Thank you, operator. So to summarize, it's a great time to be part of Novanta. Our focus on accelerating profitable growth was truly evident in our strong financial results this quarter and in our outlook. The diversity and strength of our businesses have served us well, and I'm proud of the execution by our team. We're well on our way now in executing on our 2020 strategic direction to double the company in revenue to $750 million with 20% EBITDA margin, growing organically 5% to 7% with market leadership positions in our businesses while generating more than 50% of the revenue from medical markets. Our growth strategy is focused on multiple growth drivers. We have leading positions in growth markets. We're expanding in served markets through innovation and disciplined M&A with focus on expanding our medical presence.

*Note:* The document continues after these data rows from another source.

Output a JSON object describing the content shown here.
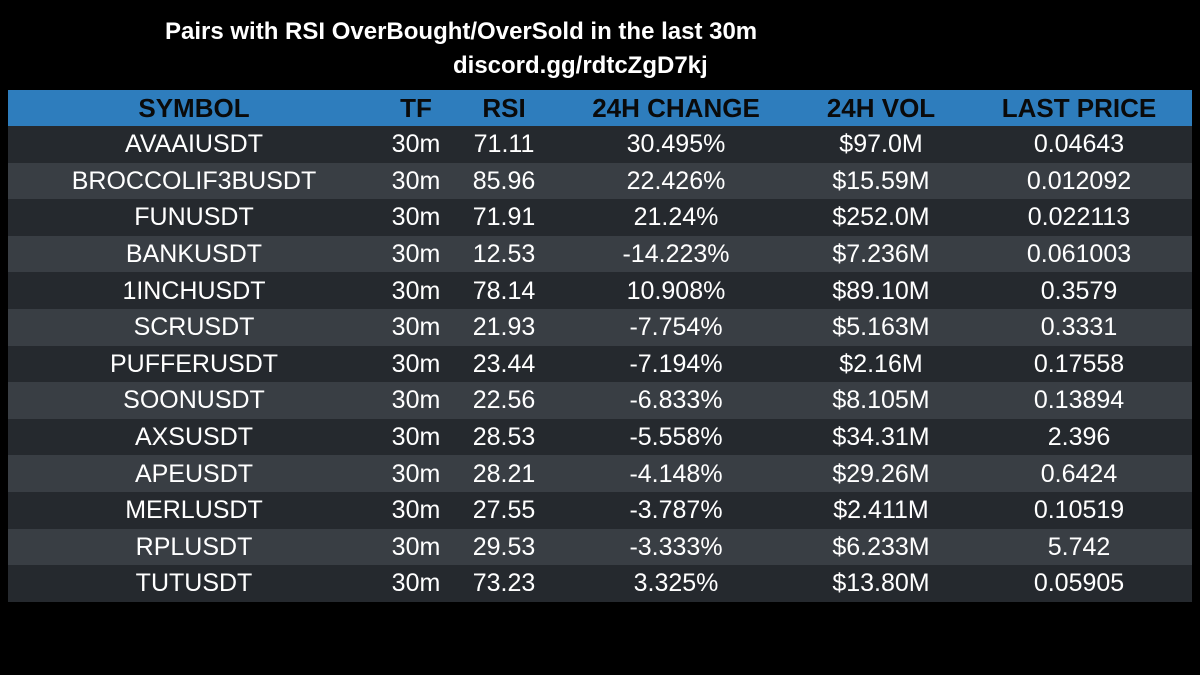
{
  "header": {
    "title": "Pairs with RSI OverBought/OverSold in the last 30m",
    "subtitle": "discord.gg/rdtcZgD7kj"
  },
  "table": {
    "columns": [
      "SYMBOL",
      "TF",
      "RSI",
      "24H CHANGE",
      "24H VOL",
      "LAST PRICE"
    ],
    "rows": [
      [
        "AVAAIUSDT",
        "30m",
        "71.11",
        "30.495%",
        "$97.0M",
        "0.04643"
      ],
      [
        "BROCCOLIF3BUSDT",
        "30m",
        "85.96",
        "22.426%",
        "$15.59M",
        "0.012092"
      ],
      [
        "FUNUSDT",
        "30m",
        "71.91",
        "21.24%",
        "$252.0M",
        "0.022113"
      ],
      [
        "BANKUSDT",
        "30m",
        "12.53",
        "-14.223%",
        "$7.236M",
        "0.061003"
      ],
      [
        "1INCHUSDT",
        "30m",
        "78.14",
        "10.908%",
        "$89.10M",
        "0.3579"
      ],
      [
        "SCRUSDT",
        "30m",
        "21.93",
        "-7.754%",
        "$5.163M",
        "0.3331"
      ],
      [
        "PUFFERUSDT",
        "30m",
        "23.44",
        "-7.194%",
        "$2.16M",
        "0.17558"
      ],
      [
        "SOONUSDT",
        "30m",
        "22.56",
        "-6.833%",
        "$8.105M",
        "0.13894"
      ],
      [
        "AXSUSDT",
        "30m",
        "28.53",
        "-5.558%",
        "$34.31M",
        "2.396"
      ],
      [
        "APEUSDT",
        "30m",
        "28.21",
        "-4.148%",
        "$29.26M",
        "0.6424"
      ],
      [
        "MERLUSDT",
        "30m",
        "27.55",
        "-3.787%",
        "$2.411M",
        "0.10519"
      ],
      [
        "RPLUSDT",
        "30m",
        "29.53",
        "-3.333%",
        "$6.233M",
        "5.742"
      ],
      [
        "TUTUSDT",
        "30m",
        "73.23",
        "3.325%",
        "$13.80M",
        "0.05905"
      ]
    ]
  },
  "colors": {
    "background": "#000000",
    "header_bg": "#2e7dbd",
    "row_dark": "#25292e",
    "row_light": "#393e44",
    "text": "#ffffff"
  }
}
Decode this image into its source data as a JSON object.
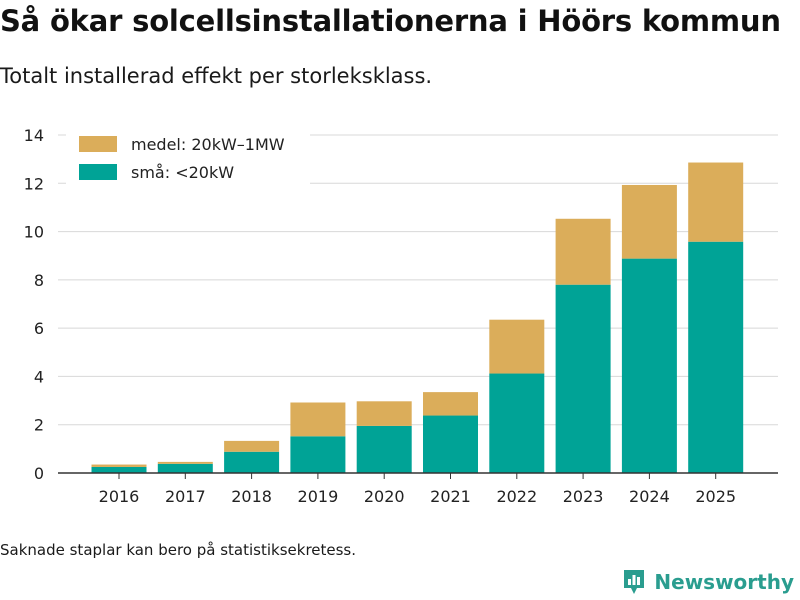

We are achieving deeper market penetration globally through a stronger and larger sales force, and all of this while maintaining our commitment through disciplined execution and continuous improvement. In closing, I would like to thank our customers and our employees and our shareholders for their ongoing support. We appreciate your interest in the company and your participation in today's call. I look forward to joining all of you in several months in our third quarter earnings call. And thank you very much. And this call is now adjourned.

Operator

Operator

This does conclude today's conference call. We thank you for your participation and ask that you please disconnect your lines.